Den Tsunami Club gibt es seit 2004. Die Clubgeschichte reicht jedoch laut Holterhöfer bis in die Sechzigerjahre zurück. Bevor er das Tsunami übernahm, wurde es von Leuten aus dem Kollektiv der Südstadt-Kneipe „Lotta“ betrieben. Holterhöfer erzählt, dass Herbert Grönemeyer mit seiner Jazzband in den Achtzigern hier aufgetreten sei. (gam)
Indie-Rock im Kölner Club Tsunami
Von 2000 bis 2010 waren Indie-Rock-Bands total im Trend. Es gab die Welle der sogenannten „The“-Bands. Sind die Gäste von damals jetzt einfach älter geworden?
Die Leute sind häufig Mitte 30, weil die goldene Zeit bis etwa 2010 ging, es verirren sich aber auch ein paar Jüngere her. Das sind dann an Musik Interessierte. Die Indie-Szene produziert ja nach wie vor einige schöne Perlen und es gibt Musikredakteure, die sich damit befassen.
Indie-Rock war zu der Zeit sehr nah am Mainstream. Was sind denn in der jetzigen Szene die Trends?
Weiß ich gar nicht so. Ich hänge einfach in der Vergangenheit fest, ich höre immer noch den 2000-er Indie. Wir haben schon auch die hittigeren Partys. Die Leute wollen den alten Kram hören, weil es den sonst gar nicht mehr gibt. Seit ich den Club übernommen habe, habe ich auch aufgehört, mich mit Musik zu beschäftigen, da ich auch noch andere Firmen habe. Der Club ist sozusagen mein Abend-Hobby.
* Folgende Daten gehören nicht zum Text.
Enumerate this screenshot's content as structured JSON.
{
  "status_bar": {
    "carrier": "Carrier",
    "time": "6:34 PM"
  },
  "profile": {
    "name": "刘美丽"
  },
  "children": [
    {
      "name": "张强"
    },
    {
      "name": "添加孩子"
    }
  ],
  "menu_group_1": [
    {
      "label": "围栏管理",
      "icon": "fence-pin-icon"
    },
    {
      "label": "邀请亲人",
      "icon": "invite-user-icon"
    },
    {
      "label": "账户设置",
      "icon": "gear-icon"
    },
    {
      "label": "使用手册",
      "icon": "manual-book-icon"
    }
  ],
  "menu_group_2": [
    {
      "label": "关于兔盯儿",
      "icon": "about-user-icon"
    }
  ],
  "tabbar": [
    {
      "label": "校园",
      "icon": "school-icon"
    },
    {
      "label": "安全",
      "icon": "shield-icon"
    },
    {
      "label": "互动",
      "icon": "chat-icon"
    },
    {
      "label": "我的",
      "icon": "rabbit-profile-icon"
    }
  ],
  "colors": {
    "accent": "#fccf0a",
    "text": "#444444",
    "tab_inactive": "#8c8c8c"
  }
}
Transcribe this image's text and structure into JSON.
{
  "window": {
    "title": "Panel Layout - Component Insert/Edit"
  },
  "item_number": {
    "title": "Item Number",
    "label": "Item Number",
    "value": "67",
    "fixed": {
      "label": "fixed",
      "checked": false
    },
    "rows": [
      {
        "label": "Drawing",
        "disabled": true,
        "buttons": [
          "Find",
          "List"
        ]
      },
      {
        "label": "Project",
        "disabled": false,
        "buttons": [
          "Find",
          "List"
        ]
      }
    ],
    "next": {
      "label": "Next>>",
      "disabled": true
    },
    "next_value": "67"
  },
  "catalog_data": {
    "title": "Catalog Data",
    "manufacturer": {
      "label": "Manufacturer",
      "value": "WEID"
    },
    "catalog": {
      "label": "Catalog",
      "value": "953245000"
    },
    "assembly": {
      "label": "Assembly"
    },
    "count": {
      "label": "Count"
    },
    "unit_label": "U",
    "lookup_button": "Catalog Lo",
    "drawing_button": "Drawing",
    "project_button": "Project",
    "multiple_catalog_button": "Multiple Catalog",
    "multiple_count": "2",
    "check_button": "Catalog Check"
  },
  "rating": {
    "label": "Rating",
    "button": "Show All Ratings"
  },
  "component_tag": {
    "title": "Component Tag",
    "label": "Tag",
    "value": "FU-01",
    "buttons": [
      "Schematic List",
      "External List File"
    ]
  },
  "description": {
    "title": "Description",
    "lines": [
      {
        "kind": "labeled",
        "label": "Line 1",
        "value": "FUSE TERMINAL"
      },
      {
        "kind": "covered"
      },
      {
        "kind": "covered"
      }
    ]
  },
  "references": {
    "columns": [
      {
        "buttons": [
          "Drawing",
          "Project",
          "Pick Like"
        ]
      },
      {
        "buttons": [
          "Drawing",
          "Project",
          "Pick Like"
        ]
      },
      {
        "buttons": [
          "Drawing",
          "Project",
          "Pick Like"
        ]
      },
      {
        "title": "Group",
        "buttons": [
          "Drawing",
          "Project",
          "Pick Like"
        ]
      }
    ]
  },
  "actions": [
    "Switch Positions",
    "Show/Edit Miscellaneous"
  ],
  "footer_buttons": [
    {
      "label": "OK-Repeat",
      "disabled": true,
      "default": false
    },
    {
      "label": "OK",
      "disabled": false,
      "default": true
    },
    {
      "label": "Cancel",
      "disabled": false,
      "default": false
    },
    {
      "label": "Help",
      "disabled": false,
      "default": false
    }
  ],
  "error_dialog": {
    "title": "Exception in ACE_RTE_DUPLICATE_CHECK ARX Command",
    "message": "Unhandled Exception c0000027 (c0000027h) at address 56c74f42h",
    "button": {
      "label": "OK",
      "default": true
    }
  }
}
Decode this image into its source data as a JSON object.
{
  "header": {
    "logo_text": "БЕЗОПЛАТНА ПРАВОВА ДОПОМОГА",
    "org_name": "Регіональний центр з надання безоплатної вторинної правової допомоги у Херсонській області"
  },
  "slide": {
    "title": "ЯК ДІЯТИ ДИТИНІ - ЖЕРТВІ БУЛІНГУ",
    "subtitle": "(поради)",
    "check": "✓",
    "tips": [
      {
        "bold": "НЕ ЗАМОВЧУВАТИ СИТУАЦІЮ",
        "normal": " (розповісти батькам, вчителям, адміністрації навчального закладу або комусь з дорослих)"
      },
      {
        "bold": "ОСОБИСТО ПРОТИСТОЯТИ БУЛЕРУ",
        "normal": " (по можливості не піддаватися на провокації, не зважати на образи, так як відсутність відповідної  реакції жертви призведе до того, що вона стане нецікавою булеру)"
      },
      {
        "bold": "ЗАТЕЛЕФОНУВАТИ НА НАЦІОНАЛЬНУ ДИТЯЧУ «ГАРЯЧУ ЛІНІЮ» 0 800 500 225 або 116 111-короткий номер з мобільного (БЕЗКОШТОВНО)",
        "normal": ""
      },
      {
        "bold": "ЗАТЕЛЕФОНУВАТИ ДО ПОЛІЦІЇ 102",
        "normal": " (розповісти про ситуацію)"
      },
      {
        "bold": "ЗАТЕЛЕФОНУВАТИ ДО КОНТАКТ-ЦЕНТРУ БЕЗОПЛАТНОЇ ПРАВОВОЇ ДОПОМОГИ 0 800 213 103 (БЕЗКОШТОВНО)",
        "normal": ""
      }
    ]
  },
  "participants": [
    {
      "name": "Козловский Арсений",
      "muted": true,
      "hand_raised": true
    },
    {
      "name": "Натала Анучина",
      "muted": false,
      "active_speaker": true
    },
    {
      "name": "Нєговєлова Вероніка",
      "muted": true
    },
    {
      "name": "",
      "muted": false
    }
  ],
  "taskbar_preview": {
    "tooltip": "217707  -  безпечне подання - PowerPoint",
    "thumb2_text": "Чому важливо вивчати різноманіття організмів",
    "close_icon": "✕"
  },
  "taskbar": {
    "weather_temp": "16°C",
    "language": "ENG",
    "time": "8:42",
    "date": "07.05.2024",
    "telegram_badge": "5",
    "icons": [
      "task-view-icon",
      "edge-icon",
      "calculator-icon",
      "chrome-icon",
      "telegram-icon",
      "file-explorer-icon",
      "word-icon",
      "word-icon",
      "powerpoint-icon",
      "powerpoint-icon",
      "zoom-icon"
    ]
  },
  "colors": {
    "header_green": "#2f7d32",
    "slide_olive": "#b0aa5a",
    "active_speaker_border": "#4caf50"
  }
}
Informatiker und Gastronom: Passt das?
Sie Sind Informatiker, betreiben eine Webagentur, aber gleichzeitig auch Lokale – eine eher unübliche Kombination. Wollten Sie schon immer in die Gastronomie?
Eigentlich nicht. Als Melancholiker habe ich einfach meine Jugend gekauft. Die Orte, die ich übernommen habe, richten sich an sehr spezielle und auch etwas „verlorene“ Menschen. Für mich sind das erhaltungswürdige Wohlfühlspots. Das strukturierte Denken eines Fachinformatikers ist in der Gastro tatsächlich sehr hilfreich. Man ist einfach gut in Prozessoptimierung.